- However, the ongoing trade dispute between China and the US has negative implications for the global progress of AI semis technology, GlobalData says
Rapid technological progress and capability is set to drive global artificial intelligence (AI) chips revenue from $12 billion in 2021 to reach $130 billion by 2030, at a compound annual growth rate of 30 per cent.
“This rapid expansion will be driven by chips specifically optimised for AI with their share of the combined micro-component and digital logic semiconductor market set to increase from less than 10 per cent in 2021 to at least 40 per cent by 2030,” Josep Bori, Research Director at GlobalData Thematics Intelligence, said.

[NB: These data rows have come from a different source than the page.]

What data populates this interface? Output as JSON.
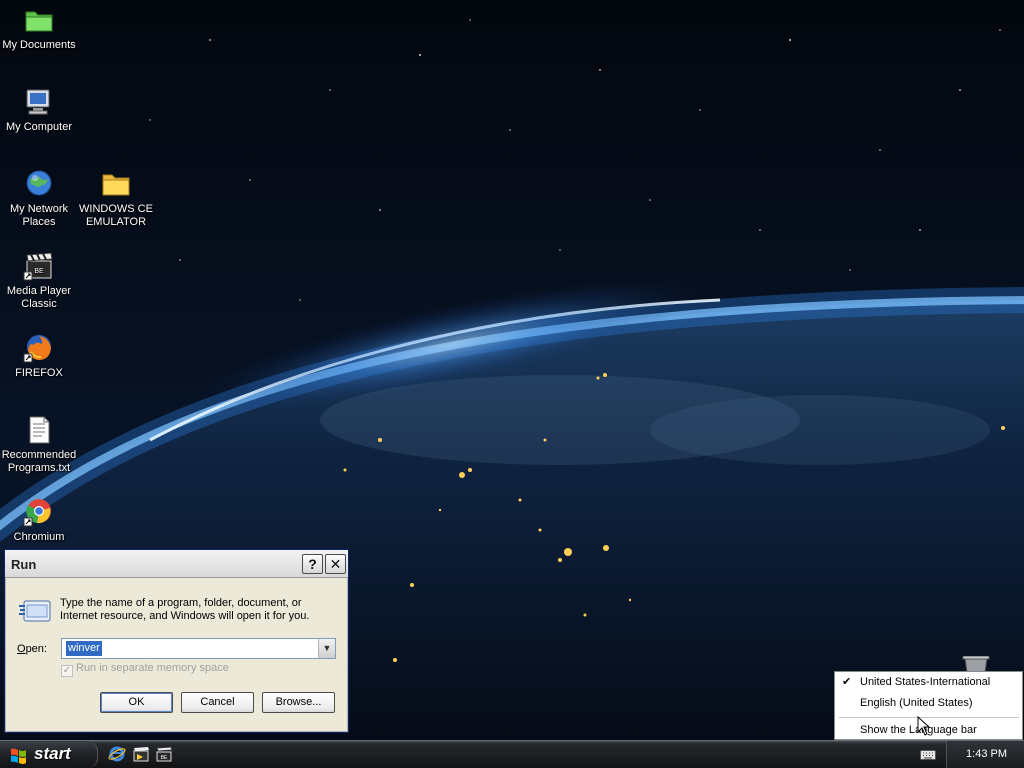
{
  "desktop": {
    "icons": [
      {
        "label": "My Documents"
      },
      {
        "label": "My Computer"
      },
      {
        "label": "My Network Places"
      },
      {
        "label": "WINDOWS CE EMULATOR"
      },
      {
        "label": "Media Player Classic"
      },
      {
        "label": "FIREFOX"
      },
      {
        "label": "Recommended Programs.txt"
      },
      {
        "label": "Chromium"
      }
    ]
  },
  "run_dialog": {
    "title": "Run",
    "help_glyph": "?",
    "close_glyph": "✕",
    "description": "Type the name of a program, folder, document, or Internet resource, and Windows will open it for you.",
    "open_label_prefix": "O",
    "open_label_rest": "pen:",
    "open_value": "winver",
    "separate_memory_label": "Run in separate memory space",
    "ok_label": "OK",
    "cancel_label": "Cancel",
    "browse_label": "Browse..."
  },
  "language_menu": {
    "items": [
      {
        "label": "United States-International",
        "checked": true
      },
      {
        "label": "English (United States)",
        "checked": false
      }
    ],
    "show_bar_label": "Show the Language bar"
  },
  "taskbar": {
    "start_label": "start",
    "clock": "1:43 PM"
  },
  "icons": {
    "desktop": [
      "folder-green-icon",
      "computer-icon",
      "network-globe-icon",
      "folder-icon",
      "clapperboard-icon",
      "firefox-icon",
      "text-file-icon",
      "chromium-icon"
    ],
    "quick_launch": [
      "internet-explorer-icon",
      "media-player-icon",
      "clapperboard-icon"
    ],
    "tray": [
      "keyboard-icon"
    ],
    "other": [
      "recycle-bin-icon"
    ]
  },
  "colors": {
    "selection": "#316ac5",
    "dialog_bg": "#ece9d8",
    "taskbar": "#1c1e21"
  }
}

Moreover, he said that deep learning neural networks continue to expand their capabilities, now including face recognition, medical diagnosis, and self-driving cars.
“This has been led by an improvement in the mathematical models used and the exponential growth in the model sizes and training data sets.”
Innovative computing architectures
GlobalData expects the number of real-life use cases of OpenAI’s GPT-3 model to continue to grow, particularly in the self-driving cars and robotics arenas, which will further show the limits of traditional processing semiconductors and drive demand for AI chips.
The popular OpenAI’s GPT-3 model, which is already capable of writing original prose with fluency equivalent to that of a human, has 175 billion parameters and takes months to train.
Currently, Bori said that most of the progress in the development of AI chips is coming from redesigning classic microprocessor architectures to optimise instruction sets for linear algebra, use compact data types, and enable massive parallelism and memory on chip.
“We should not forget the disruptive potential of radically innovative computing architectures such as neuromorphic chips as well as quantum computing. The microcomponent and digital logic market is growing 7 per cent annually however the AI component of this market is achieving over 40 per cent growth,” he said.
However, he said that the ongoing trade dispute between China and the US has negative implications for the global progress of AI semis technology.
“We believe China will play a leading role in AI, due to its leadership in AI software and IoT technology, and its progress in low end chips manufacturing. However, unless China solves its access to extreme ultraviolet (EUV) lithography technology, currently indirectly prevented by US sanctions, it will likely struggle in AI in the datacentre, and most likely autonomous vehicles.”